Miffed Maersk throws open books for taxman
published: cw 13, 2007 in Logistics & ShippingSecretive shipping and oil conglomerate AP Moller-Maersk has gone on the counter-offensive after the Liberal tax minister, Kristian Jensen, accused it of paying too little in corporate tax. Maersk chose to take the extraordinary step of publicly stating that it paid DKK 9.1 billion in taxes in 2005, including DKK 3.6 billion in corporate tax.
Jensen had stated on the floor of parliament that nine out of the country’s 20 largest companies, including Maersk, Carlsberg and Danisco, paid a total of DKK 300 million in corporate taxes in 2005. The government’s tax figures did not include tax paid by Maersk on its North Sea oil extraction. According to the company 94 percent of its taxes - DKK 8.6 billion - were paid by its subsidiary, Maersk Oil and Gas on the activities.

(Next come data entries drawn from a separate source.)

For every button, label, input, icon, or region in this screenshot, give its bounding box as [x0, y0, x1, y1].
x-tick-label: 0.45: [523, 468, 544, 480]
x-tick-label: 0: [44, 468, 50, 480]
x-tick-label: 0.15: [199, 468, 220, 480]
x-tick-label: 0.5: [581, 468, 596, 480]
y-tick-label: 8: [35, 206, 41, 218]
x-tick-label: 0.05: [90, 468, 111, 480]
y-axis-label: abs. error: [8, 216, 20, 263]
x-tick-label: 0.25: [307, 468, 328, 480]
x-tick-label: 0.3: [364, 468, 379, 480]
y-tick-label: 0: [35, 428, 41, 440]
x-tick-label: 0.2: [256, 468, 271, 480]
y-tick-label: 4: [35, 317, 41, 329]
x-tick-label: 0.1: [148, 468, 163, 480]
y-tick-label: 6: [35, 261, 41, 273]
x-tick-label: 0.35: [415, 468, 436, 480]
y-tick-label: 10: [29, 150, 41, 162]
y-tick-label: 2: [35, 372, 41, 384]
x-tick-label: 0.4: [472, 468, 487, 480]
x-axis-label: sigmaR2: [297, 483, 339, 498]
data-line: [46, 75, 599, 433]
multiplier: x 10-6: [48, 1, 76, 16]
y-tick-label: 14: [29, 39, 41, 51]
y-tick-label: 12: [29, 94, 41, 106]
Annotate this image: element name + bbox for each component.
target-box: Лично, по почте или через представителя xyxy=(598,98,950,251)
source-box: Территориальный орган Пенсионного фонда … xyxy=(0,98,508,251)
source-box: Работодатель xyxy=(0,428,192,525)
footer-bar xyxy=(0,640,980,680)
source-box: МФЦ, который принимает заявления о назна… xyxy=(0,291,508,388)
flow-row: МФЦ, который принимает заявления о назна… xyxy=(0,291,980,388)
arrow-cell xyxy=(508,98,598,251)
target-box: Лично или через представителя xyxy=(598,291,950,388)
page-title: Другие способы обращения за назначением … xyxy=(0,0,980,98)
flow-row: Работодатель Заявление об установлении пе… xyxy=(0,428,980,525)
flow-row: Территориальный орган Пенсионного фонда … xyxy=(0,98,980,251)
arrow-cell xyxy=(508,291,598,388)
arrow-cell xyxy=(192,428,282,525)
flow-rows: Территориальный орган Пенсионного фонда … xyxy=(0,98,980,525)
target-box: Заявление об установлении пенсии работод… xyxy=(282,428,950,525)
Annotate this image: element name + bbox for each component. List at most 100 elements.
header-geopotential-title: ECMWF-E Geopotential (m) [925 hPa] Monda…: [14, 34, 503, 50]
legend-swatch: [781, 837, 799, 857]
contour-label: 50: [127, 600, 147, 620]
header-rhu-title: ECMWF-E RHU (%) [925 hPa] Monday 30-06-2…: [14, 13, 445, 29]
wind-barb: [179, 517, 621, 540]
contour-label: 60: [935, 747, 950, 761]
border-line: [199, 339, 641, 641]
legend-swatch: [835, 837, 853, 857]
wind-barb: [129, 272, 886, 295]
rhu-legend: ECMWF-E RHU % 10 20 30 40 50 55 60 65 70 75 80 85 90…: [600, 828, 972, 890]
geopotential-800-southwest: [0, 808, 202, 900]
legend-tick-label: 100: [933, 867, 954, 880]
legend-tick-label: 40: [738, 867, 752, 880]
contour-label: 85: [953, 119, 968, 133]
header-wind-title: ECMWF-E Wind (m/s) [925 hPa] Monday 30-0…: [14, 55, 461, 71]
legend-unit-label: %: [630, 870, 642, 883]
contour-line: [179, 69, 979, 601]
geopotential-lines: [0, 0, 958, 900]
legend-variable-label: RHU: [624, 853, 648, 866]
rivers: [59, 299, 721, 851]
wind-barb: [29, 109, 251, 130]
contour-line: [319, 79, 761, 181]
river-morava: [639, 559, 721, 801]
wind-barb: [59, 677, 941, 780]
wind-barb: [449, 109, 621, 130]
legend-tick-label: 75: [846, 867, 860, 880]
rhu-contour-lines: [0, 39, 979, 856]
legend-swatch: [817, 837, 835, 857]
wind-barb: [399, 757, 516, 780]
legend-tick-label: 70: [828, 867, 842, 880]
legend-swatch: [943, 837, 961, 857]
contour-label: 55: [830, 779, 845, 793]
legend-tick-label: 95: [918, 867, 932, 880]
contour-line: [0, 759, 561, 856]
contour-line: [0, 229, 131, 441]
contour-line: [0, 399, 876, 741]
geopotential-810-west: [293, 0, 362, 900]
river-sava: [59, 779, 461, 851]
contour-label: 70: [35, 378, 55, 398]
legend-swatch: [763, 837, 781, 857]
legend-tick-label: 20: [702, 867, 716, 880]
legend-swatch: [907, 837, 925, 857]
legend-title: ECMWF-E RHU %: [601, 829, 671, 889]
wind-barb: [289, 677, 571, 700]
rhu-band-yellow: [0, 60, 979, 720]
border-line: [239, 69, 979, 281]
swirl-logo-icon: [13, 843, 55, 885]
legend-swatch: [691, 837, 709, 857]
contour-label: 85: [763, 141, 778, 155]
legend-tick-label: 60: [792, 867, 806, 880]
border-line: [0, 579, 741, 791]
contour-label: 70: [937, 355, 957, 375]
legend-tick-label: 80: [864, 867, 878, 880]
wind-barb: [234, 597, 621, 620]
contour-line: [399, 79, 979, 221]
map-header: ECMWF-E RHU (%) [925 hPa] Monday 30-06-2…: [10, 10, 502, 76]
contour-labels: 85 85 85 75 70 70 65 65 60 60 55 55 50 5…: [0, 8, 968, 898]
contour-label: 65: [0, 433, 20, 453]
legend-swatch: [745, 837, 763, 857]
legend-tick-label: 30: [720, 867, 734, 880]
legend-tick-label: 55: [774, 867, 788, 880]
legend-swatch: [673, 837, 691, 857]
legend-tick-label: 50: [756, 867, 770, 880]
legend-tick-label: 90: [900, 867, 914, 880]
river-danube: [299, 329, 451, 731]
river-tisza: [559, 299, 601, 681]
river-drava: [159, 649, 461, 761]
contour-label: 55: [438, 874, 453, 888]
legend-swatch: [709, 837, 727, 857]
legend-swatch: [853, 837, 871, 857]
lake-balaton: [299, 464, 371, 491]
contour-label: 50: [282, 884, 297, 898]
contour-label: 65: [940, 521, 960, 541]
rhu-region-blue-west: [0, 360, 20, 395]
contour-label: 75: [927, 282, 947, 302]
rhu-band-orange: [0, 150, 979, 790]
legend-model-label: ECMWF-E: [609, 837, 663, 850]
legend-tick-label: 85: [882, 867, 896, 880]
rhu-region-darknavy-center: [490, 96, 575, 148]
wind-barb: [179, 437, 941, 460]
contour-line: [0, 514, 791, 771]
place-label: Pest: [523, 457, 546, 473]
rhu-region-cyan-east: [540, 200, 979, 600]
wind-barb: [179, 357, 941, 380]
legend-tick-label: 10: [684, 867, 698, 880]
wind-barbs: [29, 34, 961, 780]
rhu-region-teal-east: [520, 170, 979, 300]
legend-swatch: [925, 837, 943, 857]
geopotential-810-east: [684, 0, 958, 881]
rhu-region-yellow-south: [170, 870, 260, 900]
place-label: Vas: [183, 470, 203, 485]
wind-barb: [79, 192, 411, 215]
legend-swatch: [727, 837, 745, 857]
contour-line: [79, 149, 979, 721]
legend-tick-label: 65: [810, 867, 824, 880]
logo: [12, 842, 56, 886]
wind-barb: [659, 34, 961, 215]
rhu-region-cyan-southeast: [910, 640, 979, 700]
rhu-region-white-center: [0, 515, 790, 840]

Jensen declined to comment about the disagreement between Maersk and his ministry but said of the discrepancy: ‘It’s a question of definitions. There is a difference between how corporate tax is calculated. … It’s a matter of wording when AP Moller-Maersk says it pays DKK 3.5 billion [sic], while the Tax Ministry has calculated that five companies [sic] combined only paid DKK 300 million in taxes.’
The tax minister’s singling out of a group of companies in parliament raised eyebrows, given that many of them were the same as those criticising the government’s plan to restructure corporate tax regulations. The new regulations would reduce the corporate tax rate to 22 percent from 28 percent. But they would also serve as a defence against private equity funds by tightening regulations that allow companies to deduct debt from their taxes.
Maersk and other large Danish companies have been accused of using the same loopholes as private equity funds to avoid paying taxes. ‘They borrow money and then deduct the interest to avoid paying taxes, which is pretty much the same thing capital funds do,’ Peter Christensen, Liberal finance spokesperson, told Berlingske Tidende newspaper.
The government has taken the complaints by Maersk and other large companies into consideration, announcing earlier this week that it would recast the proposal. Jensen said that in the new proposal there would be greater leeway to deduct debt. But he also warned that the tax cut would also be smaller as a result - something he considered unfortunate. ‘We still firmly believe that a low corporate tax rate is the best defence against asset stripping.’